Rauchen scheint Psychosen zu begünstigen
Menschen mit einer Psychose wie Schizophrenie sind überproportional häufig Raucher. Bislang ging man davon aus, dass das Rauchen eine Folge der Erkrankung ist. So wurden Zigaretten als eine Art Selbstmedikation angesehen, die dazu dienen soll, Krankheitssymptome und Nebenwirkungen der Medikamente zu verringern. Wissenschaftler des Instituts für Psychiatrie, Psychologie und Neuroscience am King's College London stellen diese Kausalität nun in Frage. Bei der Analyse von 61 Studien stellte das Team um Dr. James MacCabe fest, dass 57 Prozent der Betroffenen zum Zeitpunkt der Erstdiagnose bereits Raucher waren. Im Vergleich zur nichtrauchenden Kontrollgruppe war das Risiko für eine Psychose dreimal höher als bei den Rauchern. Menschen, die täglich rauchten, erkrankten zudem durchschnittlich ein Jahr früher.

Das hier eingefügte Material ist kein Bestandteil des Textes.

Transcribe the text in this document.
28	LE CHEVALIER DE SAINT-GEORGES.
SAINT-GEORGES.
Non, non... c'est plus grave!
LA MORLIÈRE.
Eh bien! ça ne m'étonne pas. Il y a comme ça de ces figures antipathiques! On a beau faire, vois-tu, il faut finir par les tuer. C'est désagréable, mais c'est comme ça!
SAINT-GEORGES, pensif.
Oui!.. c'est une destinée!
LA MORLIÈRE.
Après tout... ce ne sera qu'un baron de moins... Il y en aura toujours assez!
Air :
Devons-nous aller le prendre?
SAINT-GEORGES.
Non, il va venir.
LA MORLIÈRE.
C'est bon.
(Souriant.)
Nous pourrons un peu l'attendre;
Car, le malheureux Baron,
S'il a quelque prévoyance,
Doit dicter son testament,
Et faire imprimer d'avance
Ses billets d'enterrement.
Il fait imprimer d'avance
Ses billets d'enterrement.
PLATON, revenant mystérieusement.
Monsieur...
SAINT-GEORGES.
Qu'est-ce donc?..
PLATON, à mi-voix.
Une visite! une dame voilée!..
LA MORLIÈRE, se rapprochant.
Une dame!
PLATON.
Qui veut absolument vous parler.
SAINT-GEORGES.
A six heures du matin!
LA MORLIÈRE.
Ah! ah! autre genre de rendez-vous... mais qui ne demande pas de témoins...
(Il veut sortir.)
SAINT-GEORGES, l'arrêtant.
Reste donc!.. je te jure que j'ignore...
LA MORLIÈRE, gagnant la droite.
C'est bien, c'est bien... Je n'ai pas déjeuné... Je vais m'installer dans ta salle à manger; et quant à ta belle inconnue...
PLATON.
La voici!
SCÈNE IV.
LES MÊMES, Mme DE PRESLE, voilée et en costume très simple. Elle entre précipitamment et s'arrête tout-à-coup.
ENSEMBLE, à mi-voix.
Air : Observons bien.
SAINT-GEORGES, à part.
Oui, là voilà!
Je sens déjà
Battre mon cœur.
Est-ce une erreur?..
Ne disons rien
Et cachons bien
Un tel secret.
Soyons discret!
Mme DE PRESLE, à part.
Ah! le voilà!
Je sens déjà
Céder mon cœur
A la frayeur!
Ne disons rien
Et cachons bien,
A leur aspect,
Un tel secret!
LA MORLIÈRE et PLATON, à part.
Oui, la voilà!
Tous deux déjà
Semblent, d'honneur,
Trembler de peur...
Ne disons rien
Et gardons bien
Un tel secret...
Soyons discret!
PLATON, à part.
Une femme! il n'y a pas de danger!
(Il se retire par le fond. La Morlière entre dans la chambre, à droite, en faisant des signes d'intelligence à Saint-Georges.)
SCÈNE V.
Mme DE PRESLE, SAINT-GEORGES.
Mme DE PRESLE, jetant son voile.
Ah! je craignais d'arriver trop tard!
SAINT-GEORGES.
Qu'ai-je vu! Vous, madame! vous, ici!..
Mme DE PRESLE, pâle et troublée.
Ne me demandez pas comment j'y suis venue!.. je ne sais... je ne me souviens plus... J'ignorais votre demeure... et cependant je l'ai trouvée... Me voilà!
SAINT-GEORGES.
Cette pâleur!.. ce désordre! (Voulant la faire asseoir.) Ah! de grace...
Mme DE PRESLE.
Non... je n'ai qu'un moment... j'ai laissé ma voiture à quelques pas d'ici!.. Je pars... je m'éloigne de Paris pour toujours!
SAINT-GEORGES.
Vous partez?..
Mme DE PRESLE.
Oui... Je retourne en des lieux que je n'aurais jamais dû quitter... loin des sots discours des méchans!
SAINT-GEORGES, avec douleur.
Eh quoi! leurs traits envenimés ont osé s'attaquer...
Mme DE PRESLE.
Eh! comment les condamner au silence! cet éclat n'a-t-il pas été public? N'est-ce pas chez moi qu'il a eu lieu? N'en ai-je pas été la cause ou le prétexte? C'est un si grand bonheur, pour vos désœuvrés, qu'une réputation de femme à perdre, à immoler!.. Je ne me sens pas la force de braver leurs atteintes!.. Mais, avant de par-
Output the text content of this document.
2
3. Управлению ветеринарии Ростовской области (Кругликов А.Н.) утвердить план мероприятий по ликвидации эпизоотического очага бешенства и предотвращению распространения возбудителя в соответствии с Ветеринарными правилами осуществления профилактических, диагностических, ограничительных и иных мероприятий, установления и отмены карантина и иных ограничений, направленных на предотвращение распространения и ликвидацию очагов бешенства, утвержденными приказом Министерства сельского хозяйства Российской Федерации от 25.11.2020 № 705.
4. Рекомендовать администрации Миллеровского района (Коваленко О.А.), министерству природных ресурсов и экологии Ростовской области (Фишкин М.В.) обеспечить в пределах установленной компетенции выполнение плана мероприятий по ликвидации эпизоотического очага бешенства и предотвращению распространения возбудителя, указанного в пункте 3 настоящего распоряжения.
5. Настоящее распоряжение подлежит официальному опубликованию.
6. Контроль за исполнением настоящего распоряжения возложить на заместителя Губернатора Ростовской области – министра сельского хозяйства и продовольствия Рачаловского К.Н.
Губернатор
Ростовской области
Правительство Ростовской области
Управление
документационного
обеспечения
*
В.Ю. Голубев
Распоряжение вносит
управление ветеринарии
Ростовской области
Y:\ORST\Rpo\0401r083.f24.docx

Rauchen als Risikofaktor für Psychosen: Kausalität in Frage gestellt
Wenn der Anteil der Raucher schon vor der Diagnose Schizophrenie höher liegt, dann handelt es sich beim Griff zur Zigarette nicht einfach nur um eine Selbstmedikation, argumentieren die Wissenschaftler im Fachmagazin „Lancet Psychiatry.“„Dieser Fund stellt die Selbstmedikations-Theorie in Frage“, erklärt MacCabe. Vermutlich spiele das Rauchen neben genetischen Faktoren und Umwelteinflüssen eine viel größere Rolle als bislang angenommen. „Rauchen sollte daher als Risikofaktor ernst genommen werden und nicht einfach als Konsequenz der Erkrankung abgetan werden", so der Psychiater weiter.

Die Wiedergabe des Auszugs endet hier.